You know what?  There could be enough sun and wind about today to dry a load of washing. Sameena-next-door has had the same idea. You gotta grab the free stuff while it's being offered.

One of the good things about Paganism is it puts you back in touch with the instincts of the farmer and the hunter gatherer. I'm not a Pagan any more. Not really. But I think my time in the movement has sharpened up my appreciation of the things that can't be got in shops.

There's riches all around. Accept with thanks and try not to waste.

My father in law has apple trees. They produce tons of apples. These apples aren't as pretty as the one's you get in the supermarket,  nor as big either, but they taste OK. We eat them, the rabbits eat them.

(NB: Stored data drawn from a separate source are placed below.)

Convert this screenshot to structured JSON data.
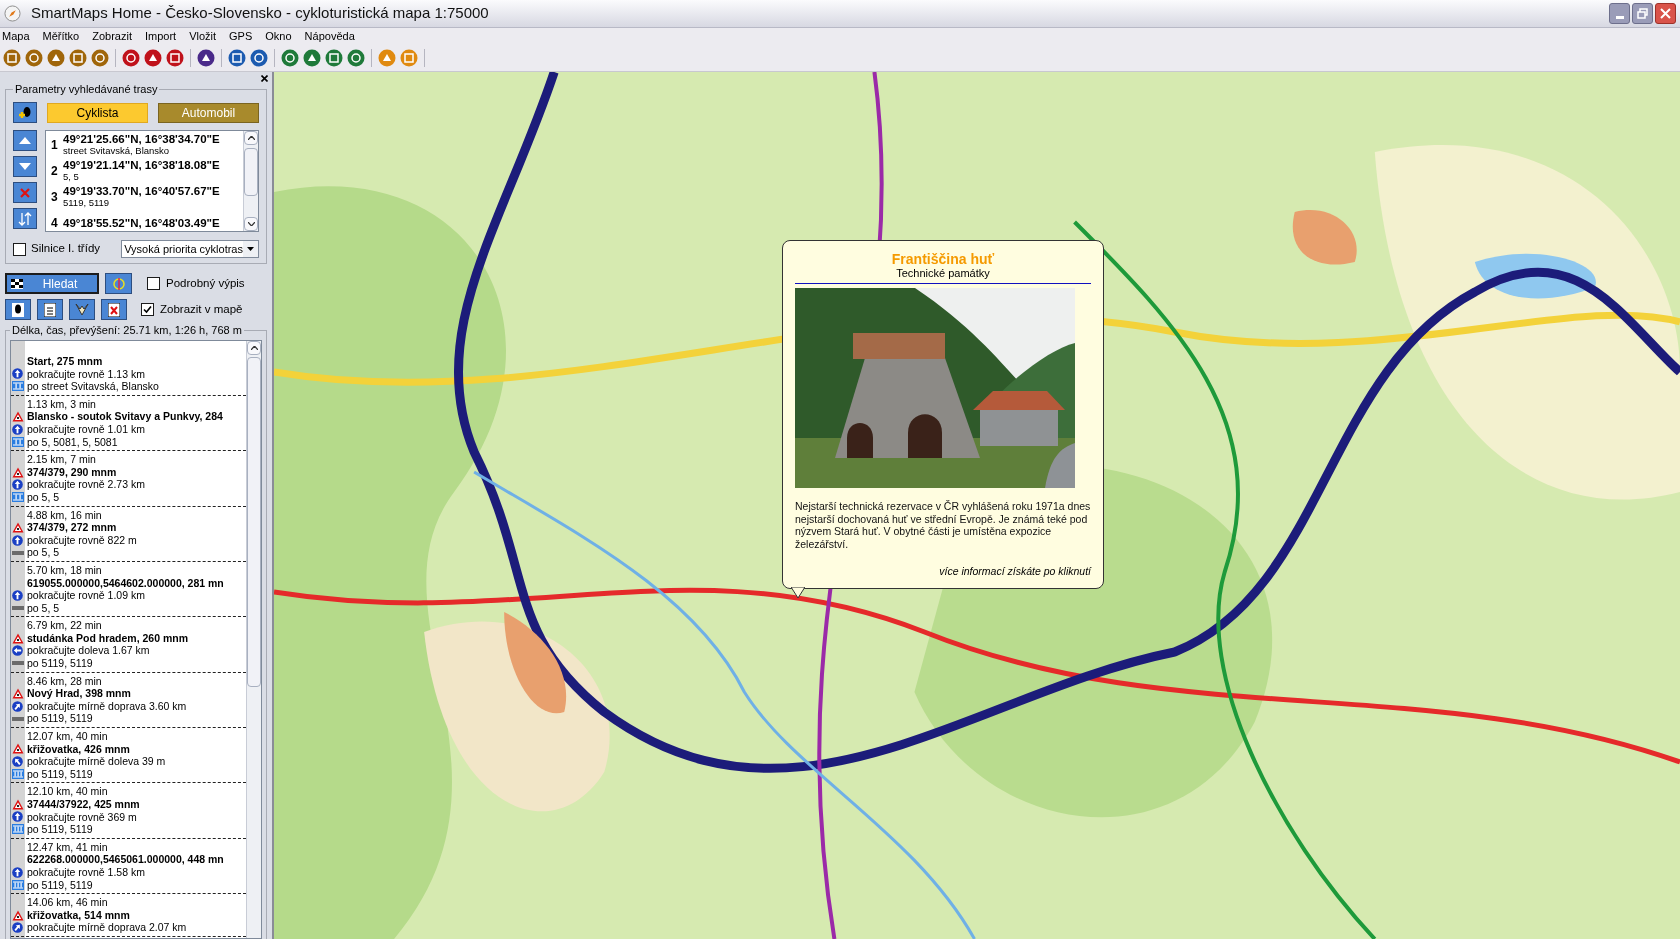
{
  "window": {
    "title": "SmartMaps Home - Česko-Slovensko - cykloturistická mapa 1:75000"
  },
  "menu": [
    "Mapa",
    "Měřítko",
    "Zobrazit",
    "Import",
    "Vložit",
    "GPS",
    "Okno",
    "Nápověda"
  ],
  "route_panel": {
    "group_title": "Parametry vyhledávané trasy",
    "modes": [
      {
        "label": "Cyklista",
        "selected": true
      },
      {
        "label": "Automobil",
        "selected": false
      }
    ],
    "waypoints": [
      {
        "number": "1",
        "coords": "49°21'25.66\"N, 16°38'34.70\"E",
        "address": "street Svitavská, Blansko"
      },
      {
        "number": "2",
        "coords": "49°19'21.14\"N, 16°38'18.08\"E",
        "address": "5, 5"
      },
      {
        "number": "3",
        "coords": "49°19'33.70\"N, 16°40'57.67\"E",
        "address": "5119, 5119"
      },
      {
        "number": "4",
        "coords": "49°18'55.52\"N, 16°48'03.49\"E"
      }
    ],
    "main_roads": {
      "label": "Silnice I. třídy",
      "checked": false
    },
    "priority": {
      "value": "Vysoká priorita cyklotras"
    },
    "search_button": "Hledat",
    "detailed_listing": {
      "label": "Podrobný výpis",
      "checked": false
    },
    "show_on_map": {
      "label": "Zobrazit v mapě",
      "checked": true
    },
    "summary_title": "Délka, čas, převýšení: 25.71 km, 1:26 h, 768 m",
    "steps": [
      {
        "place": "Start, 275 mnm",
        "warning": false,
        "direction": {
          "kind": "straight",
          "text": "pokračujte rovně 1.13 km"
        },
        "road": {
          "kind": "double",
          "text": "po street Svitavská, Blansko"
        }
      },
      {
        "distance": "1.13 km, 3 min",
        "place": "Blansko - soutok Svitavy a Punkvy, 284",
        "warning": true,
        "direction": {
          "kind": "straight",
          "text": "pokračujte rovně 1.01 km"
        },
        "road": {
          "kind": "double",
          "text": "po 5, 5081, 5, 5081"
        }
      },
      {
        "distance": "2.15 km, 7 min",
        "place": "374/379, 290 mnm",
        "warning": true,
        "direction": {
          "kind": "straight",
          "text": "pokračujte rovně 2.73 km"
        },
        "road": {
          "kind": "double",
          "text": "po 5, 5"
        }
      },
      {
        "distance": "4.88 km, 16 min",
        "place": "374/379, 272 mnm",
        "warning": true,
        "direction": {
          "kind": "straight",
          "text": "pokračujte rovně 822 m"
        },
        "road": {
          "kind": "plain",
          "text": "po 5, 5"
        }
      },
      {
        "distance": "5.70 km, 18 min",
        "place": "619055.000000,5464602.000000, 281 mn",
        "warning": false,
        "direction": {
          "kind": "straight",
          "text": "pokračujte rovně 1.09 km"
        },
        "road": {
          "kind": "plain",
          "text": "po 5, 5"
        }
      },
      {
        "distance": "6.79 km, 22 min",
        "place": "studánka Pod hradem, 260 mnm",
        "warning": true,
        "direction": {
          "kind": "left",
          "text": "pokračujte doleva 1.67 km"
        },
        "road": {
          "kind": "plain",
          "text": "po 5119, 5119"
        }
      },
      {
        "distance": "8.46 km, 28 min",
        "place": "Nový Hrad, 398 mnm",
        "warning": true,
        "direction": {
          "kind": "slight-right",
          "text": "pokračujte mírně doprava 3.60 km"
        },
        "road": {
          "kind": "plain",
          "text": "po 5119, 5119"
        }
      },
      {
        "distance": "12.07 km, 40 min",
        "place": "křižovatka, 426 mnm",
        "warning": true,
        "direction": {
          "kind": "slight-left",
          "text": "pokračujte mírně doleva 39 m"
        },
        "road": {
          "kind": "triple",
          "text": "po 5119, 5119"
        }
      },
      {
        "distance": "12.10 km, 40 min",
        "place": "37444/37922, 425 mnm",
        "warning": true,
        "direction": {
          "kind": "straight",
          "text": "pokračujte rovně 369 m"
        },
        "road": {
          "kind": "triple",
          "text": "po 5119, 5119"
        }
      },
      {
        "distance": "12.47 km, 41 min",
        "place": "622268.000000,5465061.000000, 448 mn",
        "warning": false,
        "direction": {
          "kind": "straight",
          "text": "pokračujte rovně 1.58 km"
        },
        "road": {
          "kind": "triple",
          "text": "po 5119, 5119"
        }
      },
      {
        "distance": "14.06 km, 46 min",
        "place": "křižovatka, 514 mnm",
        "warning": true,
        "direction": {
          "kind": "slight-right",
          "text": "pokračujte mírně doprava 2.07 km"
        }
      }
    ]
  },
  "map": {
    "popup": {
      "title": "Františčina huť",
      "category": "Technické památky",
      "description": "Nejstarší technická rezervace v ČR vyhlášená roku 1971a dnes nejstarší dochovaná huť ve střední Evropě. Je známá teké pod nýzvem Stará huť. V obytné části je umístěna expozice železářství.",
      "link": "více informací získáte po kliknutí"
    }
  }
}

Last night I stewed a load of them in port and served them with ice-cream.

Also I'm cutting  them up and bagging them and putting them in the freezer as winter provender.

Only the freezer isn't big enough to hold them all.

When I was a kid we used to store apples in an old air-raid shelter. It was built into the hillside and had a laburnum tree on top. 

In those years after WWII you didn't waste a thing.  All of us lived like misers.

I was thinking about this just now- on a nostagia trip if you like- when it suddenly occured to me I could store the surplus apples in one of the sheds.  Bloody obvious, really.  I reckon if I put down newspaper and laid the apples in rows- not touching- like my mother used to do,  it ought to lengthen their shelf life. The sheds are just as cool and dark as the old shelter was. 

So there's a job for me to get stuck into this afternoon......

[identity profile] serennos.livejournal.com 2008-09-11 11:44 am (UTC)(link)
I'm sure I've read somewhere that people used to keep apples in barrels and I always wondered how they didn't go rotten. Perhaps they were wrapped up before being put in barrels!

[identity profile] jfs.livejournal.com 2008-09-11 11:48 am (UTC)(link)
The point of wrapping them (so my mother told me :-)) is the same as Tony laying his apples out not touching each other; if one starts to go rotten, it doesn't spoil any of the others.

Edit to add: And being brought up by parents who grew up in WW2, if you did find an apple with rotten bits, you cut those off and enjoyed the rest of the apple.
Edited 2008-09-11 11:50 (UTC)

[identity profile] serennos.livejournal.com 2008-09-11 11:56 am (UTC)(link)
I do this too (though I found a worm in a pear the other day and although the rest of the pear was okay, my stomach wasn't).

[identity profile] nostoi.livejournal.com 2008-09-11 01:24 pm (UTC)(link)
My mum still has a small fruit knife which was her mother's. In today's world where we just chomp into them I think we've forgotten that in the past people would slice the fruit and probably check for 'wildlife' before eating.

[identity profile] poliphilo.livejournal.com 2008-09-11 01:17 pm (UTC)(link)
There's an apple barrel on board the Hispaniola in Treasure Island. Jim Hawkins hides in it and over-hears Long John Silver planning his mutiny.